As a concerned cat guardian I rely on my cat to decide how much water he needs to drink in a day to sustain him provided water is unlimited which it always is for the well cared for domestic cat. What I am saying is that I have to rely on someone else more expert than me to tell me how to determine an average adult cat’s daily water requirement. Linda P. Case the author of The Cat It’s Behavior, Nutrition & Health writes that a domestic cat needs an amount “roughly equal to the number of kilocalories of energy consumed per day”. Thankfully, she explains what that means.

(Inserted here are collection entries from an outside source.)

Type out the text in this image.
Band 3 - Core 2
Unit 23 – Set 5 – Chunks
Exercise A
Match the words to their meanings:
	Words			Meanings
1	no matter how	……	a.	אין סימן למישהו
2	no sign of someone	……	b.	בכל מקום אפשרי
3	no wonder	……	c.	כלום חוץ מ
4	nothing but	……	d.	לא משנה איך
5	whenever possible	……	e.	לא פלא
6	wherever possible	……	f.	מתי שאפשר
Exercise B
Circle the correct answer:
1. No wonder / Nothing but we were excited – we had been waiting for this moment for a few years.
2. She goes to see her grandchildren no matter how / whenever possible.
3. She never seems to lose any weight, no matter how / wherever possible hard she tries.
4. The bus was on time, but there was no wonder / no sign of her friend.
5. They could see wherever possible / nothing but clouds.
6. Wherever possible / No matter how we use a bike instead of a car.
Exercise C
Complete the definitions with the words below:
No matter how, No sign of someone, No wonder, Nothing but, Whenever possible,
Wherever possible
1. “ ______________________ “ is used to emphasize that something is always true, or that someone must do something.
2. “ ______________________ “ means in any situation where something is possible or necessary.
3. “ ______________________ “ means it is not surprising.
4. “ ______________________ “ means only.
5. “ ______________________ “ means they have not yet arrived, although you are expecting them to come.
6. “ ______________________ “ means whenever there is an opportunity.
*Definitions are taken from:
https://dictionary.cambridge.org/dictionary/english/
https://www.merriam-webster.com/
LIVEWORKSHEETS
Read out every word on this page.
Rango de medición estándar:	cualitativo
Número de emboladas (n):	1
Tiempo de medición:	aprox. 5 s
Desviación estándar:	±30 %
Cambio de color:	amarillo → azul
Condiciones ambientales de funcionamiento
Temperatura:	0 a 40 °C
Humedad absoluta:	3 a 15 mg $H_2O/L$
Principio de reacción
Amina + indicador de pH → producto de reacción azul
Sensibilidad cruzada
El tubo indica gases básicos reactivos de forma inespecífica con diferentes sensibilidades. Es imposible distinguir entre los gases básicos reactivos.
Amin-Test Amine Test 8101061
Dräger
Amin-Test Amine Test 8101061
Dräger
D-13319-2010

Working out daily water needs
A ten pound cat (an average weight at 4.5 kilograms) has a daily energy requirement of 360 kcal per day. They require about 360 ml (millilitres) of water per day. This is about 1.5 cups of water which seems an awful to me (see below). But if a cat is on wet cat food they will obtain most if not all of the water they need from their food which is 80% water. Domestic cats are bad drinkers because of their inheritance from wild cats living in semi-desert regions.

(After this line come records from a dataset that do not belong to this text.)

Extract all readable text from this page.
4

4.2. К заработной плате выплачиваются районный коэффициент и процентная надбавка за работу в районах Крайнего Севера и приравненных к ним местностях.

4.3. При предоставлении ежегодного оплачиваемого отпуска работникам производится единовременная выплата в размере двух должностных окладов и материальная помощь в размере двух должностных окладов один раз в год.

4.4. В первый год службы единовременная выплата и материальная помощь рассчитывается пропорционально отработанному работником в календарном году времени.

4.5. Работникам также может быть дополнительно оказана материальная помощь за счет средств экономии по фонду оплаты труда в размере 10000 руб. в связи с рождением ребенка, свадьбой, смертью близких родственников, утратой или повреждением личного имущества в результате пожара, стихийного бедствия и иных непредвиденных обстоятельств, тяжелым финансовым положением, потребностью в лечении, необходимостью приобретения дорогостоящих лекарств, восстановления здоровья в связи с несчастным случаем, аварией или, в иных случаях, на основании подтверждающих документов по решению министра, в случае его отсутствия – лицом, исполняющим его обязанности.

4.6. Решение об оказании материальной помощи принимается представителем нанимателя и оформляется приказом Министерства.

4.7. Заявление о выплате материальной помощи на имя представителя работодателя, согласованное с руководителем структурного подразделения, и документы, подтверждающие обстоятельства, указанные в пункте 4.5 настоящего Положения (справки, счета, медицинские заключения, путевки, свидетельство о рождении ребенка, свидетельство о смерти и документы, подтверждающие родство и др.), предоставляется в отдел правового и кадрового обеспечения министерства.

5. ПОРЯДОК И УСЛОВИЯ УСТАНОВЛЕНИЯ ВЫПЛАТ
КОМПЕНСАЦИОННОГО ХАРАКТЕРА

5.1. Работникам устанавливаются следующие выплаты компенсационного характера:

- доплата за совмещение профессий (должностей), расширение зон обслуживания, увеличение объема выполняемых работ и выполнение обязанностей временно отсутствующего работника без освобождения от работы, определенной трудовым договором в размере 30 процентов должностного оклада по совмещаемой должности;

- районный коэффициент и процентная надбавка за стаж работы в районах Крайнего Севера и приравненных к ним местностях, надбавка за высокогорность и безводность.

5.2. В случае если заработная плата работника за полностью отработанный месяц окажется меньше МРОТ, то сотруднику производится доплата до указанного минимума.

My research indicates that the kcal requirement of 360 above applies to outdoor cats. Indoor cats require 20 kcal per pound of weight. This is 200 kcal for a ten pound cat. These cats need 200 ml of water daily. Another source states that “an active adult cat will need about 30 to 35 calories per pound of body weight per day, and some will do well with about 25 calories”1. This information points to around 300 ml of water daily for the average cat or less.

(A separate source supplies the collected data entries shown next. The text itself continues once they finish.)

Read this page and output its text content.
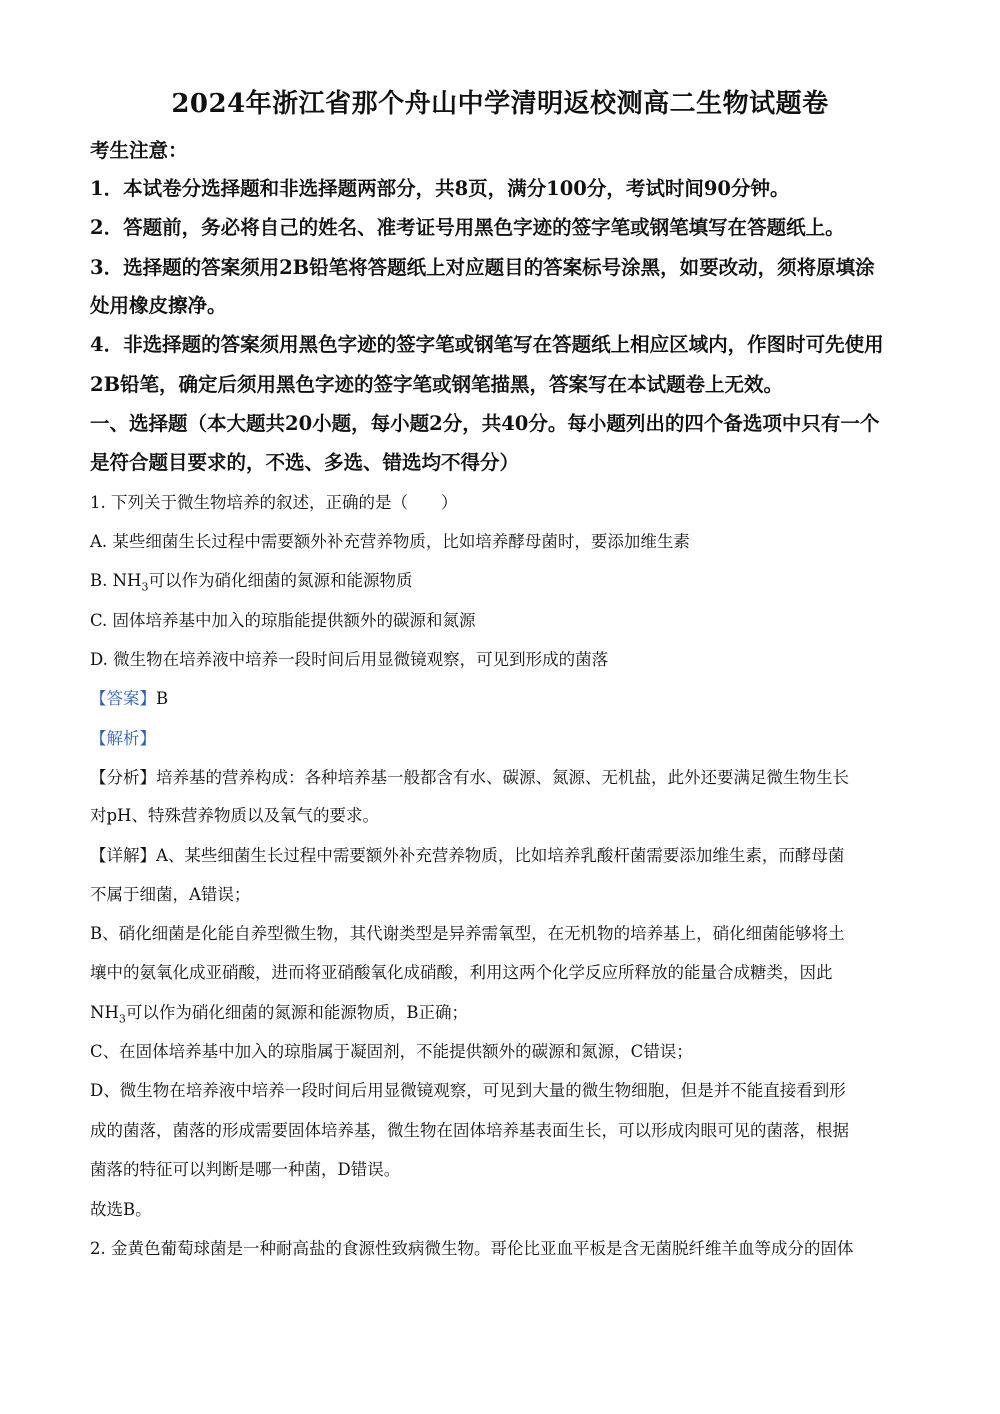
2024年浙江省那个舟山中学清明返校测高二生物试题卷
考生注意：
1．本试卷分选择题和非选择题两部分，共8页，满分100分，考试时间90分钟。
2．答题前，务必将自己的姓名、准考证号用黑色字迹的签字笔或钢笔填写在答题纸上。
3．选择题的答案须用2B铅笔将答题纸上对应题目的答案标号涂黑，如要改动，须将原填涂
处用橡皮擦净。
4．非选择题的答案须用黑色字迹的签字笔或钢笔写在答题纸上相应区域内，作图时可先使用
2B铅笔，确定后须用黑色字迹的签字笔或钢笔描黑，答案写在本试题卷上无效。
一、选择题（本大题共20小题，每小题2分，共40分。每小题列出的四个备选项中只有一个
是符合题目要求的，不选、多选、错选均不得分）
1. 下列关于微生物培养的叙述，正确的是（　　）
A. 某些细菌生长过程中需要额外补充营养物质，比如培养酵母菌时，要添加维生素
B. $NH_3$可以作为硝化细菌的氮源和能源物质
C. 固体培养基中加入的琼脂能提供额外的碳源和氮源
D. 微生物在培养液中培养一段时间后用显微镜观察，可见到形成的菌落
【答案】B
【解析】
【分析】培养基的营养构成：各种培养基一般都含有水、碳源、氮源、无机盐，此外还要满足微生物生长
对pH、特殊营养物质以及氧气的要求。
【详解】A、某些细菌生长过程中需要额外补充营养物质，比如培养乳酸杆菌需要添加维生素，而酵母菌
不属于细菌，A错误；
B、硝化细菌是化能自养型微生物，其代谢类型是异养需氧型，在无机物的培养基上，硝化细菌能够将土
壤中的氨氧化成亚硝酸，进而将亚硝酸氧化成硝酸，利用这两个化学反应所释放的能量合成糖类，因此
$NH_3$可以作为硝化细菌的氮源和能源物质，B正确；
C、在固体培养基中加入的琼脂属于凝固剂，不能提供额外的碳源和氮源，C错误；
D、微生物在培养液中培养一段时间后用显微镜观察，可见到大量的微生物细胞，但是并不能直接看到形
成的菌落，菌落的形成需要固体培养基，微生物在固体培养基表面生长，可以形成肉眼可见的菌落，根据
菌落的特征可以判断是哪一种菌，D错误。
故选B。
2. 金黄色葡萄球菌是一种耐高盐的食源性致病微生物。哥伦比亚血平板是含无菌脱纤维羊血等成分的固体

Another veterinary source2 states that a ten pound cats needs 7-9 ounces of water per day. Nine ounces of water is 255 ml of water. My conclusion therefore in taking on board these various sources is that ten pound adult cats need about 200-350 ml of water per day depending on the their activity levels and what advice you wish to believe. This is between one cup + 2 Tbsp, and 1.5 cups of water.
Dry cat food changes things
I recently discussed dry cat food and how it predisposes cats to urinary tract problems. Here is the problem surfacing again. Cats who are fed a dry kibble diet usually consume less water than do cats on a canned food diet (because they don’t fully compensate for the loss of water in their food). Linda P. Case says that domestic cats regulate their water intact. Yes and no. They are fooled by the unnaturalness of dry kibble. They don’t regulate their water intact correctly under these circumstances by drinking more water. They become slightly dehydrated.
1. Cat Owner’s Home Veterinary Handbook.
2. Online vet website.
P.S. I have written on this topic before. I only realised it after I’d finished. This may be the better version.